Unpacking Kenya’s ambitious budget

East Africa

by Elayne Wangalwa 0

Kenya has today unveiled its largest national budget for the financial year 2015/2016. PHOTO: CBK

Kenya has today unveiled its largest national budget for the financial year 2015/2016.

The country’s 2.2 trillion Kenyan shilling budget is the most ambitious yet with infrastructure, education and energy sectors receiving the largest share.

During the country’s budgetary address presented by the National Treasury Cabinet Secretary Henry Rotich noted that the government anticipates the economy to grow by 7 per cent this year bolstered by low global oil prices and it infrastructure projects.

"Our economy continues to be the fastest growing in the region…We have significantly improved the business environment, rolled out the biggest infrastructure in Kenya's history - the standard gauge rail, completed key programs in the roads and energy sector and brought down the cost of living," Rotich said.

The country’s 2015/2016 budget which has been prepared during a slow global recovery will focus on economic growth and sustainable development.

This time round the government has allocated resources to key projects so as to drive inclusive growth.

With a keen focus on security following incidences of terror attacks and threats from Somali insurgent group Al-Shabaab, the government has allocated 215 billion Kenyan shillings for the security docket.

"Tackling insecurity decisively is the top priority of the government strategy to sustain growth momentum of the economy while creating jobs and reducing poverty on a sustainable basis," Rotich noted.
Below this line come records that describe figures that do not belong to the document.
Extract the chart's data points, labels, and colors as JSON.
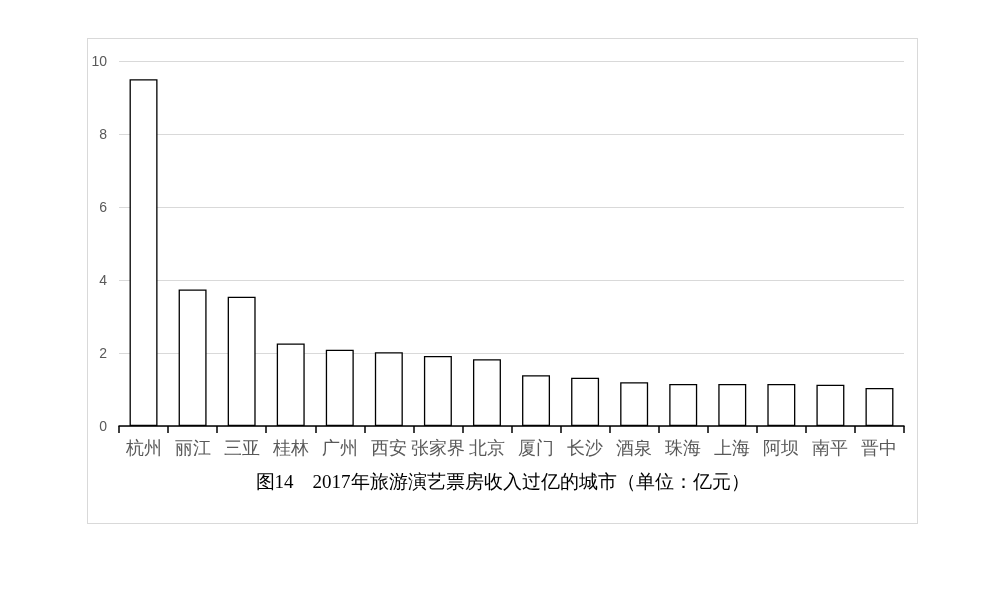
{
  "chart_data": {
    "type": "bar",
    "title": "图14　2017年旅游演艺票房收入过亿的城市（单位：亿元）",
    "categories": [
      "杭州",
      "丽江",
      "三亚",
      "桂林",
      "广州",
      "西安",
      "张家界",
      "北京",
      "厦门",
      "长沙",
      "酒泉",
      "珠海",
      "上海",
      "阿坝",
      "南平",
      "晋中"
    ],
    "values": [
      9.5,
      3.74,
      3.54,
      2.26,
      2.09,
      2.02,
      1.92,
      1.83,
      1.39,
      1.32,
      1.2,
      1.15,
      1.15,
      1.15,
      1.13,
      1.04
    ],
    "color": "#ffffff",
    "ylim": [
      0,
      10
    ],
    "yticks": [
      0,
      2,
      4,
      6,
      8,
      10
    ],
    "grid": "y"
  }
}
"Without achieving security for our citizens, achieving our growth and development objectives will remain a mirage."

This sentiment is equally shared by many Kenyans who feel that the security docket deserves a larger portion.

“It is a good idea that the government is focusing on security this time round. Without security the nation cannot move forward,” Mary Atieno said.
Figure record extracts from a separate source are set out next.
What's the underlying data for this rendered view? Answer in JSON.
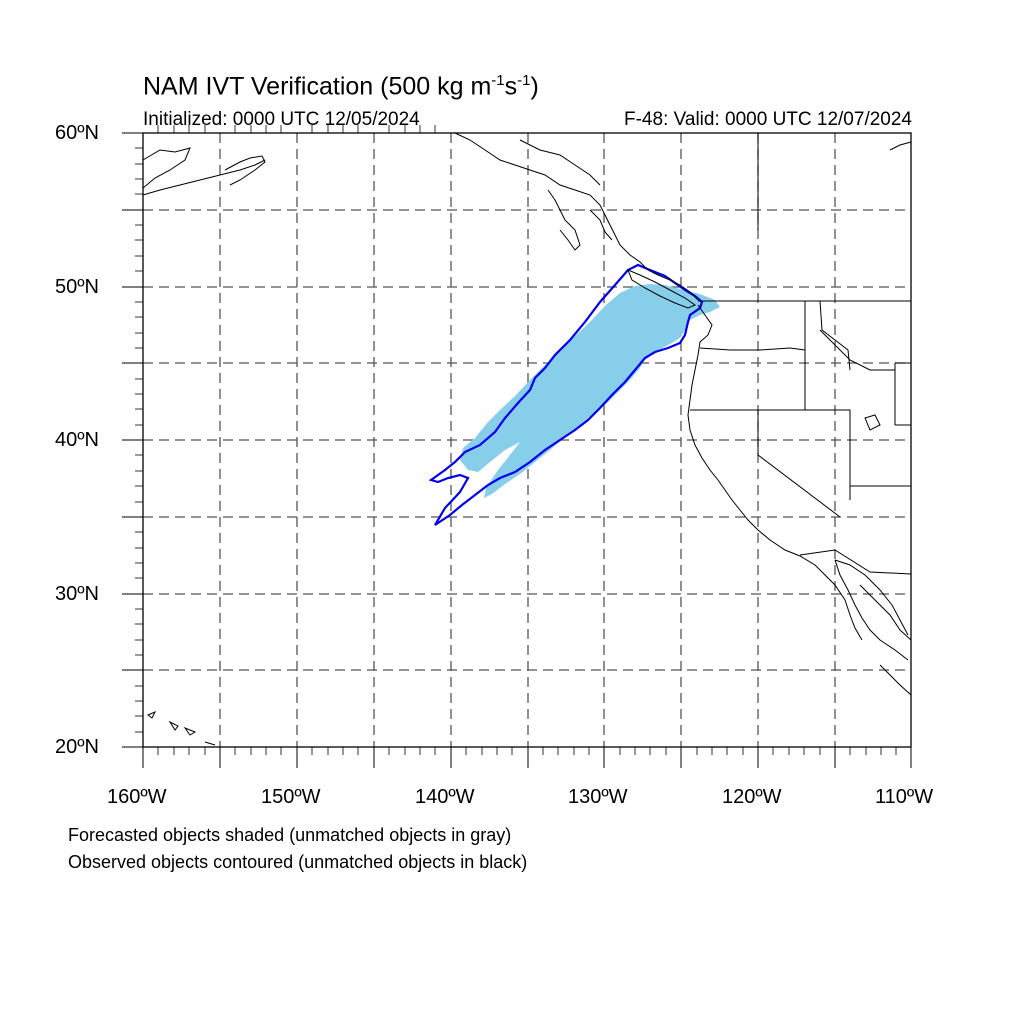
{
  "title": {
    "main": "NAM IVT Verification (500 kg m",
    "exp1": "-1",
    "mid": "s",
    "exp2": "-1",
    "end": ")"
  },
  "initialized": "Initialized: 0000 UTC 12/05/2024",
  "valid": "F-48: Valid: 0000 UTC 12/07/2024",
  "lat_labels": [
    "60ºN",
    "50ºN",
    "40ºN",
    "30ºN",
    "20ºN"
  ],
  "lon_labels": [
    "160ºW",
    "150ºW",
    "140ºW",
    "130ºW",
    "120ºW",
    "110ºW"
  ],
  "notes": {
    "line1": "Forecasted objects shaded (unmatched objects in gray)",
    "line2": "Observed objects contoured (unmatched objects in black)"
  },
  "colors": {
    "forecast_fill": "#87ceeb",
    "observed_contour": "#0000ee",
    "coastline": "#000000",
    "grid": "#555555"
  }
}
“Security is critical and the government should priorotise on that sector,” said Joshua Karanja.

Nonetheless Johnson Nderi Manager Corporate Finance at ABC capital says, “The money set aside by the government for the security docket is wastage. The sector does not need additional funds. I think the whole security system just needs to change.”

Already, 112.5 billion Kenyan shillings has been put aside for military security and another 102.4 billion Kenyan shillings for the internal security.
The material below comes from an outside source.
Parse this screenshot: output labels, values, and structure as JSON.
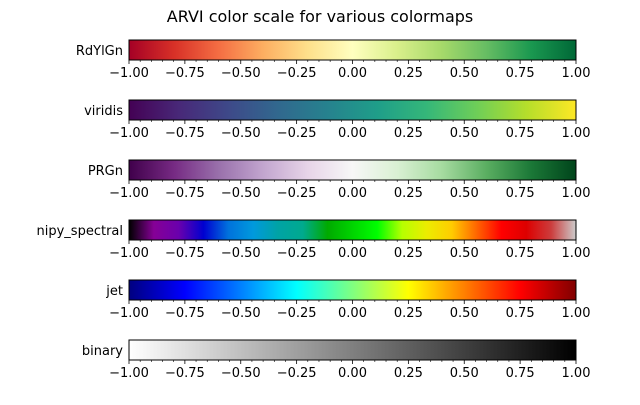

The government has set aside 20.5 billion Kenya shilling for general economic and commercial affairs in which 6 billion Kenyan shillings has been set aside for reviving the country’s tourism sector which has been perturbed by insecurity.

For agriculture, a backbone to the Kenyan economy, the government is said to set aside 79.2 billion Kenyan shillings in order to increase food security. Education on the other hand has been allocated 335.7 billion Kenyan shillings and the health sector will get 59.2 billion Kenyan shillings.

With a 700 billion Kenyan shilling deficit the government anticipates to fill this gap with aid from internal and external debt. Moreover, Rotich says that they expect to collect tax revenues of about 1.36 trillion Kenyan shilling as well.